In May 1960 Phil Karlson signed to direct. Karlson went to Vienna on June 1, and filming began in August. Many local Austrian actors were cast in support roles.

Shooting

According to an interview in Cinema Retro, associate producer Euan Lloyd stated that producer and star Richard Widmark did not like director Phil Karlson's proposed tongue-in-cheek direction of the screenplay written by Widmark's wife Jean Hazlewood. Widmark took over the direction of the film in September without credit.
Karlson says Widmark hired him on the basis of The Phenix City Story because "he wanted to try to get realism in it" and the director told him "I wanted to do it as a James Bond. But he hadn't heard of James Bond.

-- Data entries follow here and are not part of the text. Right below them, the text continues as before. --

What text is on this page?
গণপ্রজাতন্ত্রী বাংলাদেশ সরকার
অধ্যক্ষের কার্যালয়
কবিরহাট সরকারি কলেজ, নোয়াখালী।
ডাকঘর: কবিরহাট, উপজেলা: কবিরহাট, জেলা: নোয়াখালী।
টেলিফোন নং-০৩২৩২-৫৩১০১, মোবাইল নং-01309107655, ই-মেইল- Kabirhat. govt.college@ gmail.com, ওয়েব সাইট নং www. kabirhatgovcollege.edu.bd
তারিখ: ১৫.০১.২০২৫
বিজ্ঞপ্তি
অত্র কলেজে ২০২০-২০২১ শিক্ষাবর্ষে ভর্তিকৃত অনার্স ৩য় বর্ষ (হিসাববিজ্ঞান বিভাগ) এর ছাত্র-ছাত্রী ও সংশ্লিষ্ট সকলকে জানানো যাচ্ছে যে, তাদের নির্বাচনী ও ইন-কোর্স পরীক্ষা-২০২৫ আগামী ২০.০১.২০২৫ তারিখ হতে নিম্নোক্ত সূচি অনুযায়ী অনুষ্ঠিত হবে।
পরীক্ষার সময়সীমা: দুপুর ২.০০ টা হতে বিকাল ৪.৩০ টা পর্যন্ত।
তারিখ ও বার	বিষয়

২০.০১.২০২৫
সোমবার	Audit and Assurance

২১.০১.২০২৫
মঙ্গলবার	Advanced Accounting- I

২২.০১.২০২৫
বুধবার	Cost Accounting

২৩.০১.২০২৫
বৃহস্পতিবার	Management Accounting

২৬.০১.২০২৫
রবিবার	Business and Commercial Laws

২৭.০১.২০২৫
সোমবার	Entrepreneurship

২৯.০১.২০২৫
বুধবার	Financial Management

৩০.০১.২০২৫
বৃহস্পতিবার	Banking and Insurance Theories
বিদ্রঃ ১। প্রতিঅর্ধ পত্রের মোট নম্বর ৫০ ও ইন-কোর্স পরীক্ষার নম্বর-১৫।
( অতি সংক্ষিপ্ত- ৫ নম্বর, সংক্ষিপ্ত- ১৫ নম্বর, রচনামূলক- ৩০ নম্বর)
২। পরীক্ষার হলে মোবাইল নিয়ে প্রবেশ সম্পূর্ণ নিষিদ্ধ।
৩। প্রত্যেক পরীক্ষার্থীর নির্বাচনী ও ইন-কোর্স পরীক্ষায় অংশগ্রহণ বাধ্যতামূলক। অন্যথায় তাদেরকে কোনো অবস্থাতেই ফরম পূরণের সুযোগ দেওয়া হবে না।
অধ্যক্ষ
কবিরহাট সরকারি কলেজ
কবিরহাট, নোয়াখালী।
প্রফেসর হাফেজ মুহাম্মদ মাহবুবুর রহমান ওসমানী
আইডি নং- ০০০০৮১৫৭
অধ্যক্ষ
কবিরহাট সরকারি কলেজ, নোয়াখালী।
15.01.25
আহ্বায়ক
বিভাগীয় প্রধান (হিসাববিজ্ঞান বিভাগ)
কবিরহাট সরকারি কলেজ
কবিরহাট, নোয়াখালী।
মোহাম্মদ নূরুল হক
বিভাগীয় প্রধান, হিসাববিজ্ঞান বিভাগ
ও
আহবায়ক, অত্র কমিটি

I said, "If we do this tongue in cheek, we'll be the first ones." He said, "No, I don't want to do it that way"." Karlson says he left for the last week of filming. Years later, after Karlson made The Silencers, a Bond-style spoof, he says Widmark tried to get him to do three more pictures. The director said, "He realized we'd have had, maybe, the first picture that would have taken him out of the role of the guy who kicks the old lady down the steps."
Widmark had a series of movies in development as a proposed follow up.